I shouldn't get too excited-- Judge, Duke, Prince, and Major still show up on name lists in the 21st century... but Lieutenant? And I'm glad I'm not named Minor!

There were some good adjectives:
Bland 6
Craven 7
French 13
Handy 11
Moody 15
Real 11
Reedy 8
Smiley 10
Worthy 7

and even better nouns (and a couple of verbs):
Almond 14
Author 51
Choyce 6
Cluster 8
Custer 7
Dock 86
Ell 5
Ether 5
Excell 8
Fines 5
Fleet 11
France 8
Glade 17
Gleen 14
Harm 9
Less 9
Luster 18
Metro 6
Orange 11
Other 7
Ova 13
Oval 8
Quince 5
Ruble 12
Shafter 8
Square 5
Toy 18
Trellis 6
Veto 5
Wales 5
Wash 18

1 comment:

Gardeners said...

Re Sergeant. I was in the army in the 60s and we had as our Co a Major Sergeant, and, unrelated, an NCO Corporal Sergeant, who was later promoted to Sergeant Sergeant.If I remember rightly Catch-22, by Joseph Heller, has a number of characters with double names.

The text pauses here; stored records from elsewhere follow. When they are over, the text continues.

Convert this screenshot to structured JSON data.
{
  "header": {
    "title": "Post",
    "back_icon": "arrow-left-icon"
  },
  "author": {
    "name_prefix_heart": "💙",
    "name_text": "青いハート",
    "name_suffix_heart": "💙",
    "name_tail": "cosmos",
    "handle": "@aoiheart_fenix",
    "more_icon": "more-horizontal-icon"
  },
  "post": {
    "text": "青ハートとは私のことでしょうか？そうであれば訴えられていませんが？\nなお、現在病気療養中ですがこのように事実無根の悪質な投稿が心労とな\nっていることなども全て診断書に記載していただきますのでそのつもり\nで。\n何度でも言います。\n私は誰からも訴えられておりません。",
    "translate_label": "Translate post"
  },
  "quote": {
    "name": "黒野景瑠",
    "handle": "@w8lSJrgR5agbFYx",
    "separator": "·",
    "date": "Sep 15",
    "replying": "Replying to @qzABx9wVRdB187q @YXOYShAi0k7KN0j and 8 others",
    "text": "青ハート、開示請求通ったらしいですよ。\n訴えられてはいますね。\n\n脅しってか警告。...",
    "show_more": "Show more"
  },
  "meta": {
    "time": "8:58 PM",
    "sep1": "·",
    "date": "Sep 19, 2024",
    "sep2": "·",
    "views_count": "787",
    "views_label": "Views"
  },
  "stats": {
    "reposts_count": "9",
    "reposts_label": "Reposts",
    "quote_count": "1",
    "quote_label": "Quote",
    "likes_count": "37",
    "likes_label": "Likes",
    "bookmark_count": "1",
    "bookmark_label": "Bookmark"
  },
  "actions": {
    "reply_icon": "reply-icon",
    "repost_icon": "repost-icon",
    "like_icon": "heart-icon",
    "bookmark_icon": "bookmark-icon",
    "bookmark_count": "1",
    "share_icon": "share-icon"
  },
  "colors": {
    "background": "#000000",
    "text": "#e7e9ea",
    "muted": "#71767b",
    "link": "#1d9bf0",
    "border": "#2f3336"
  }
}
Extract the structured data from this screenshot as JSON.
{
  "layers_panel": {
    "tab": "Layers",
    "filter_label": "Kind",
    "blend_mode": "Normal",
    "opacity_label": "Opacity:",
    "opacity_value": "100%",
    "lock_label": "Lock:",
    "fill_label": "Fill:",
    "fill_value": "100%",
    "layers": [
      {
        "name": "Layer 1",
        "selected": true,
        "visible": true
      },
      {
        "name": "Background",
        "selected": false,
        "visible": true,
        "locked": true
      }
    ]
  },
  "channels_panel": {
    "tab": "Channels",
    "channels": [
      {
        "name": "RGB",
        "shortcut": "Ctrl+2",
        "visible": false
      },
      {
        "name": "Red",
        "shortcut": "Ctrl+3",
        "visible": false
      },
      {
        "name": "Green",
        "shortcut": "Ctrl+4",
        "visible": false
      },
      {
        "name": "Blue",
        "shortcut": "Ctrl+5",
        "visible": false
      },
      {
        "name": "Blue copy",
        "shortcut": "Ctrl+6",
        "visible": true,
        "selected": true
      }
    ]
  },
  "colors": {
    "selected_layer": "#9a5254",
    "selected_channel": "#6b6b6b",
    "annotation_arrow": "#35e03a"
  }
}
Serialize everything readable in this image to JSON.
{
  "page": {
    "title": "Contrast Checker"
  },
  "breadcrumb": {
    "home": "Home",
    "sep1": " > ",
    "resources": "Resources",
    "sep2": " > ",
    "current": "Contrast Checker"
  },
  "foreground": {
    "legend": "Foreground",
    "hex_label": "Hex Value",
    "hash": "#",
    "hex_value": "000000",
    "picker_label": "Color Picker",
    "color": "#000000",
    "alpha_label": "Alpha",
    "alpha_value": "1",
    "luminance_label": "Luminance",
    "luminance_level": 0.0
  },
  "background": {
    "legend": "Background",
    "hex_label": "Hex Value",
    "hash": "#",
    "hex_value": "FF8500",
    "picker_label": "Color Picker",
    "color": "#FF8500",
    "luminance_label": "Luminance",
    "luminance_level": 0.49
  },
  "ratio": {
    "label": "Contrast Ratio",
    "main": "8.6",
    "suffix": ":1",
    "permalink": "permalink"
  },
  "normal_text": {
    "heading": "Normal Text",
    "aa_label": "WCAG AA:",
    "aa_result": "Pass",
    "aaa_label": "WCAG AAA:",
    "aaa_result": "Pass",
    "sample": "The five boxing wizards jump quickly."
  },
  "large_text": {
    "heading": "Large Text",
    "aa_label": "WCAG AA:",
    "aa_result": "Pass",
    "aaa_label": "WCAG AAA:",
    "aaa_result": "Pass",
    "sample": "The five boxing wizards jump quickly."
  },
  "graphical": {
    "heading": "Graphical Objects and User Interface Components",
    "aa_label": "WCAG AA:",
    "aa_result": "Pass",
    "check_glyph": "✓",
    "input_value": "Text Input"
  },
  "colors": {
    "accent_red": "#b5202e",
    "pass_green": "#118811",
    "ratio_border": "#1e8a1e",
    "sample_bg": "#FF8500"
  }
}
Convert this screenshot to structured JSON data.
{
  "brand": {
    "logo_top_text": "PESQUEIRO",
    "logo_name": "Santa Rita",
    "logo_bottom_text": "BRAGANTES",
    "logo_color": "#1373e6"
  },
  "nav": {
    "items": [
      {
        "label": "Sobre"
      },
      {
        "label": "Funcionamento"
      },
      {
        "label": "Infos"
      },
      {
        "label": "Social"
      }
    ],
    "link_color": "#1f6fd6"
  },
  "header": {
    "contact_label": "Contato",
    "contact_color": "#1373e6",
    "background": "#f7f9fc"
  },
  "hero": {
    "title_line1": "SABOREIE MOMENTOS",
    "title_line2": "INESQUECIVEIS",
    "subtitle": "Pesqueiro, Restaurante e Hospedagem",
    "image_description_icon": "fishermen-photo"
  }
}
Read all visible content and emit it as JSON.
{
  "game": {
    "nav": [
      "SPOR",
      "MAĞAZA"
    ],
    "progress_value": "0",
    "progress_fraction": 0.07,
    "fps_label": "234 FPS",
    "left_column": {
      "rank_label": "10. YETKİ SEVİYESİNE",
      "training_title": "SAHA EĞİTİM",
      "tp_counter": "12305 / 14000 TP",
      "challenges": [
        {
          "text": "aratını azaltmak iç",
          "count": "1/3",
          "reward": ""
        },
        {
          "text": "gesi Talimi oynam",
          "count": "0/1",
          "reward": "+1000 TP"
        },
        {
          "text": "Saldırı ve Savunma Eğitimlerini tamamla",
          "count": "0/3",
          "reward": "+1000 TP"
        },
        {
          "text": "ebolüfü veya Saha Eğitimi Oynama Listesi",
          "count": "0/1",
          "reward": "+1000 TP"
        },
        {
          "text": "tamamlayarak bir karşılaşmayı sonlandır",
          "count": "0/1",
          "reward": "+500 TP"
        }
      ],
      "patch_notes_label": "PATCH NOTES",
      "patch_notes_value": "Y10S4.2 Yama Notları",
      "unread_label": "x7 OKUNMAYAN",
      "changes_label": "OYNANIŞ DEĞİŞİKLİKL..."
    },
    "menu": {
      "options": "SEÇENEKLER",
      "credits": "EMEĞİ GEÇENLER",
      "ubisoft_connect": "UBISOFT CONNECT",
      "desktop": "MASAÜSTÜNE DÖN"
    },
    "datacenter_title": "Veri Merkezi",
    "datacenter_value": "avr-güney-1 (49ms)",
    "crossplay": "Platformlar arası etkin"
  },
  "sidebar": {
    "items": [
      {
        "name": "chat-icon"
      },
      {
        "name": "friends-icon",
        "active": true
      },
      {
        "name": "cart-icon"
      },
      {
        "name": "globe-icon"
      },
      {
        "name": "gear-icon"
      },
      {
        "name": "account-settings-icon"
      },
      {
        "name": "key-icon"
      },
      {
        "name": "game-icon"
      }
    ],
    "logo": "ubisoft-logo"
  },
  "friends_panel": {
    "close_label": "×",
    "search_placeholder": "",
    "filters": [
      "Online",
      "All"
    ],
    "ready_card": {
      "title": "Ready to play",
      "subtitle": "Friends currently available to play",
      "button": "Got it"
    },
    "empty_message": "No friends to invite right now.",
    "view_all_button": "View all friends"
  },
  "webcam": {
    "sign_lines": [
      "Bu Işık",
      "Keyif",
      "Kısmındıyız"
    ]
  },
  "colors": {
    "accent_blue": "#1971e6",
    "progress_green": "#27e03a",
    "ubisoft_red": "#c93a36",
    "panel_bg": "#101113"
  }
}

As for Craven and Smiley, one of the best tv series ever made, The Edge of Darkness-made in the mid 80s-had as a main character an detective named Craven, played by the inimitable late Bob Peck. And one of the great writers in English, and the master of the spy novel, John le Carre, had as him central character in a series of novels a George Smiley.

In you next post talking about Willowdene and its variations I have just been in contact with an America woman about genetic genealogy whose given name is Willowdene. You also mentioned as a source Hans Brinker and the Silver Skates. I went to a country school in the 1950s and we had to wait about half an hour after school was ended to catch the school bus home. One year our teacher would read novels to us in the half hour, and she read Hans Brinker. I can remember the ice and skating-we don't have any of that where I live in Australia-so it was memorable. She also read a book set in Hungary, about a horse stud, but I have never been able to remember its name.